Chocolate Chip Cookies (Dairy Free/Gluten Free)

Ingredients
- 2½ cups blanched almond flour (not almond meal)
- ½ teaspoon celtic sea salt
- ½ teaspoon baking soda
- ½ cup grapeseed oil
- 1 tablespoon vanilla extract
- ½ cup agave nectar
- 1 cup chocolate chips
Instructions
- Combine dry ingredients in a large bowl
- Stir together wet ingredients in a small bowl
- Mix wet ingredients into dry
- Form 1 inch balls and press onto a parchment paper lined baking sheet
- Bake at 350°F for 7-10 minutes
- Cool and serve
* Please note: Bob’s Red Mill almond flour does not yield successful results when used in this recipe. For more information regarding this matter please see my FAQs.








Laelle says
The best grain free chocolate chip cookie recipe there is! Even with using the Bob’s Red Mill almond flour they turn out great. Someday I may order one of the other brands you recommend, but since I can get the Bob’s RM at our co-op in bulk for $4.99 a pound it’s just really easy. I made the first time as indicated, but every time since have subbed melted and cooled coconut oil for the grapeseed oil as well as either maple syrup or coconut nectar (or a combo of the two) for the sweetener. Awesome either way! Oh and with the Enjoy Life chocolate chips to keep the allergens down too :-)
Chrystin says
Subbed coconut oil for grape seed and threw in a handful of coconut. Hands down the best cookies I’ve ever had!!! I will not ever make another choc chip cookie recipe. And they came out perfectly shaped!
Jen says
I made these using almond meal from Trader Joes. This is actually my third time making this recipe using TJ’s almond meal. I have tried sifting the almond meal to remove some of the bits of almond skin but this is very time consuming so I may not bother in the future. The first couple batches seemed a bit too liquidy and oily so I tried adding some coconut flour, which worked very well. This time I reduced the grapeseed oil to 1/3 cup and used 1/3 cup of honey instead of 1/2 cup agave. (I used honey in previous batches as well.) The result was very good, I think this was the best batch yet. The almond meal does result in a more coarse texture but none of us mind. I do find it necessary to squish them flat after forming into balls on a silicone baking sheet. They rise and spread somewhat. I take them out of the oven after 7 minutes, they are very soft and unstable at that point but they become firmer as they cool. I prefer a soft cookie to a chewy or crisp cookie. Others might prefer something different. I freeze the leftovers and just thaw a couple when I need a treat. I find that they are much firmer and more chewy after thawing.
joe says
Hi. Elena, great website and recipes. Quick question, When I make the chocolate chip cookies the dough is always too oily and takes around 30 minutes to bake, and when there done, the insides are always gooey. Is it possible that there is too much oil or too much nectar? Thanks again, Joe.
Tara Galea says
Made them last night…in the words of my partner “best chocolate chip cookies ever!” soft, chewy and delicious!
Meghanne says
I just made these for my boyfriend who’s vegan (I’m a gluten free psydo paleo). They were wonderful! I ended up baking them for 12 mins and they were chewy but lovely. I used half the batch to make ice cream sandwiches with chocolate coconut milk ice cream. Rave reviews. Thank you.
Sandy Peterson says
Elana, these were the most delicious chocolate chip cookies ever!! Thank you so much for your efforts in putting together these recipes!
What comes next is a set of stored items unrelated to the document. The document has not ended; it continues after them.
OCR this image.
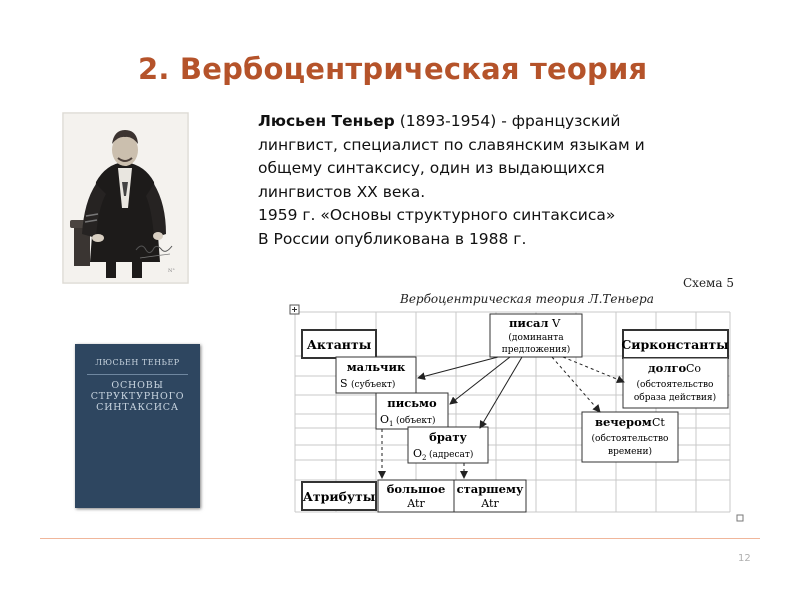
2. Вербоцентрическая теория
Люсьен Теньер (1893-1954) - французский
лингвист, специалист по славянским языкам и
общему синтаксису, один из выдающихся
лингвистов XX века.
1959 г. «Основы структурного синтаксиса»
В России опубликована в 1988 г.
N°
ЛЮСЬЕН ТЕНЬЕР
ОСНОВЫ
СТРУКТУРНОГО
СИНТАКСИСА
Схема 5
Вербоцентрическая теория Л.Теньера
Актанты	Сирконстанты
Атрибуты
писал V
(доминанта
предложения)
мальчик
S (субъект)
письмо
O 1 (объект)
брату
O 2 (адресат)
долго Co
(обстоятельство
образа действия)
вечером Ct
(обстоятельство
времени)
большое
Atr
старшему
Atr
12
In your recipe you say to make 1/2 inch balls, did you mean 1 inch? I used 1 inch balls and baked for 9 minutes and they were absolute perfection. Thank you so much!
Sandy Peterson
Fall Creek, WI
Brandae says
I’ve used this recipe twice now as a base for what I’m calling “Double Chocolate Oaties”. They’re so good! I use the vegan chocolate chip cookie recipe with coconut oil instead of grapeseed and then add cinnamon, cocoa powder, rolled oats, and Enjoy Life chocolate chips.
Thank you so much for your recipe!
Rachel says
These are so delicious and easy to make! I usually add pecan pieces. My mom loves them.
http://www.flickr.com/photos/13263978@N02/5440467799/
Tina Olson says
Fast, easy, delicious. Even my wheat loving son says these are the best cookies ever.